Typefaces do not have copyright (though they can have design rights or trademark encumberment). Font files, the computer programs that implement typefaces, are protected by copyright and must be licensed.

Karliss 4 days ago | parent | next [-]

Do not have copyright in US. If you are a serious business operating internationally things are more complicated.

behnamoh 4 days ago | parent [-]

This is why we can't have nice things...

NoMoreNicksLeft 4 days ago | parent | prev [-]

What if I write a tool that pulls all the vectors out of a font file, puts them in a new font file with a new font id/name, munges it up so they don't have the same hash?

Shapes aren't software, and whatever fool judicial ruling set that precedent is ripe for some loopholing.
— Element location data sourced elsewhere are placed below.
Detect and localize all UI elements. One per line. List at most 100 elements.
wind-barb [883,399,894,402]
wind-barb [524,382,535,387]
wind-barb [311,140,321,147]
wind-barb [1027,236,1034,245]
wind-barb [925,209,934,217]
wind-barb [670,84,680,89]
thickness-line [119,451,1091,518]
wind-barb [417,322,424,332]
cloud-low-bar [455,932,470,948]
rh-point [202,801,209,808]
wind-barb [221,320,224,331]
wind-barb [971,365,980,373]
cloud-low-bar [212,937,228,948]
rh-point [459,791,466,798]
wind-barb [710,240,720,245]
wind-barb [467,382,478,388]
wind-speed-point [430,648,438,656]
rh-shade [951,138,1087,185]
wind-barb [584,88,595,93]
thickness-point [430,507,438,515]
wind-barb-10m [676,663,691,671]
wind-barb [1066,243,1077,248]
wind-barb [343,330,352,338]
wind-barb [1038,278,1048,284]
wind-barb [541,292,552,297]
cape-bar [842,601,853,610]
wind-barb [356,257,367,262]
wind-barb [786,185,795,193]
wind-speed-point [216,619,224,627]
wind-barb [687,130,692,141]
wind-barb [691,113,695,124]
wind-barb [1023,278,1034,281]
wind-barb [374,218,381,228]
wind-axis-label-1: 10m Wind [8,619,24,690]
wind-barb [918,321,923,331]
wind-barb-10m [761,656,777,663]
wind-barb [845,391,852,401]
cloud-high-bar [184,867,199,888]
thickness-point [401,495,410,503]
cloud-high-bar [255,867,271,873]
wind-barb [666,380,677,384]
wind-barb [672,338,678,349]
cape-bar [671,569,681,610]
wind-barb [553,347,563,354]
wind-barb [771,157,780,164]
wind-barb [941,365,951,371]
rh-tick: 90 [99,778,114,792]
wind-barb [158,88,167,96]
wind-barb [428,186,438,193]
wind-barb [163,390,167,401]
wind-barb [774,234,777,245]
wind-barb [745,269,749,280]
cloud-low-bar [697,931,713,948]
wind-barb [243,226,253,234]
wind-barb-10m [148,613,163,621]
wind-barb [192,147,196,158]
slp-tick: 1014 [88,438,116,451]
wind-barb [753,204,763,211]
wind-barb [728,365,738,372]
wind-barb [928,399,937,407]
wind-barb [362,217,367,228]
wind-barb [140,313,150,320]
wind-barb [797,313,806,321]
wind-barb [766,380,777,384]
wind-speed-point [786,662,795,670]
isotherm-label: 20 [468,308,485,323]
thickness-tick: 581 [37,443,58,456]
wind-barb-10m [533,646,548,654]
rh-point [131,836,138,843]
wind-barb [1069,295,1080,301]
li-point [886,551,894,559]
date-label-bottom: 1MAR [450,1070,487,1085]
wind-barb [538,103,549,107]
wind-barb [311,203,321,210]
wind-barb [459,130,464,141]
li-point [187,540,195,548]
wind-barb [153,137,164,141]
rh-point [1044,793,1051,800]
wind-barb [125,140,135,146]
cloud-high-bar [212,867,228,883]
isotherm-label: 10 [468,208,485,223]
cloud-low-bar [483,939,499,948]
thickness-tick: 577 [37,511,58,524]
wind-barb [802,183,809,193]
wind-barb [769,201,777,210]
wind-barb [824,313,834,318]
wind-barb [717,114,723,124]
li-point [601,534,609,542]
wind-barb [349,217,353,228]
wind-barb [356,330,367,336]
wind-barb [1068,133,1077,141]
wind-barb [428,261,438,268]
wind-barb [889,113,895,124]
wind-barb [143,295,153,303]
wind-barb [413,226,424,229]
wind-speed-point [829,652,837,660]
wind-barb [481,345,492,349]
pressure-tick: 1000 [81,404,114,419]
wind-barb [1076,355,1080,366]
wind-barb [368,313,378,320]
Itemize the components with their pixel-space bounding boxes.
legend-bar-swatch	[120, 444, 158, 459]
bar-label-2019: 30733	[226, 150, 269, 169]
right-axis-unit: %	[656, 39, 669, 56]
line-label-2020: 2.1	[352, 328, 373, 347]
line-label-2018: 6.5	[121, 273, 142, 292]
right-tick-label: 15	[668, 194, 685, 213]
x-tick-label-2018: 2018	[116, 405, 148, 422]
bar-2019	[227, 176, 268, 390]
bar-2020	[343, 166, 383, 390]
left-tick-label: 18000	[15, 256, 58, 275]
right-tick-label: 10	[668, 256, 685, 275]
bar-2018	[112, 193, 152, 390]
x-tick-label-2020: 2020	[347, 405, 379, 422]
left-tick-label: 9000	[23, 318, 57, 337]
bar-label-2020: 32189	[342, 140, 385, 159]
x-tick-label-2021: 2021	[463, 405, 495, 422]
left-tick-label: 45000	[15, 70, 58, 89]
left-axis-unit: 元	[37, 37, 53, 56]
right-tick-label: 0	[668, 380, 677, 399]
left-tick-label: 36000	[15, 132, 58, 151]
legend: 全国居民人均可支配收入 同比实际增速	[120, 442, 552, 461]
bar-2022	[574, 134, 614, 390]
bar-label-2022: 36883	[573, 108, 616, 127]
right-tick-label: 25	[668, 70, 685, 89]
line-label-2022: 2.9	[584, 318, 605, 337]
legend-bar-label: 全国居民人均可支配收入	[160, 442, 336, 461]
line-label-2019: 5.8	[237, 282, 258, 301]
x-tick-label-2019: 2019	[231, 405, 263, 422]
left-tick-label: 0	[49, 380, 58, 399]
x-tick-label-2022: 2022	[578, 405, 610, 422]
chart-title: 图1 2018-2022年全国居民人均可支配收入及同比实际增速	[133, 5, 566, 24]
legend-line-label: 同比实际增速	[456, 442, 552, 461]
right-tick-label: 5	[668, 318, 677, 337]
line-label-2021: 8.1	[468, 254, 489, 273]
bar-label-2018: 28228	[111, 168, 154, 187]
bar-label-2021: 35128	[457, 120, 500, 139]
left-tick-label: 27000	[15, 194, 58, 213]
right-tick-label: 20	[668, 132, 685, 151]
wizzwizz4 3 days ago | parent [-]

Then your font will look awful, because there's a lot more to fonts than just the glyphs. (See the lettering on https://commons.wikimedia.org/wiki/File:Pope_Francis_Tomb.jp..., in the lower third of the image.) You cannot adapt the font's kerning or hinting software in this way, since that would be creating a derivative work: you'd have to take measurements from its output and reconstruct it that way, which is rather difficult to do without understanding.

The ruling is not foolish: it's actually one of the more sensible aspects of copyright law imo.

NoMoreNicksLeft 2 days ago | parent [-]

The shape of letters, including their spacing, isn't protectable under US law. Kerning and hinting aren't derivative, because typefaces aren't creative works that anything could be derived from.

>The ruling is not foolish: it's actually one of the more sensible aspects of copyright law imo.

The bar is so low, I fear you might be right on technicality.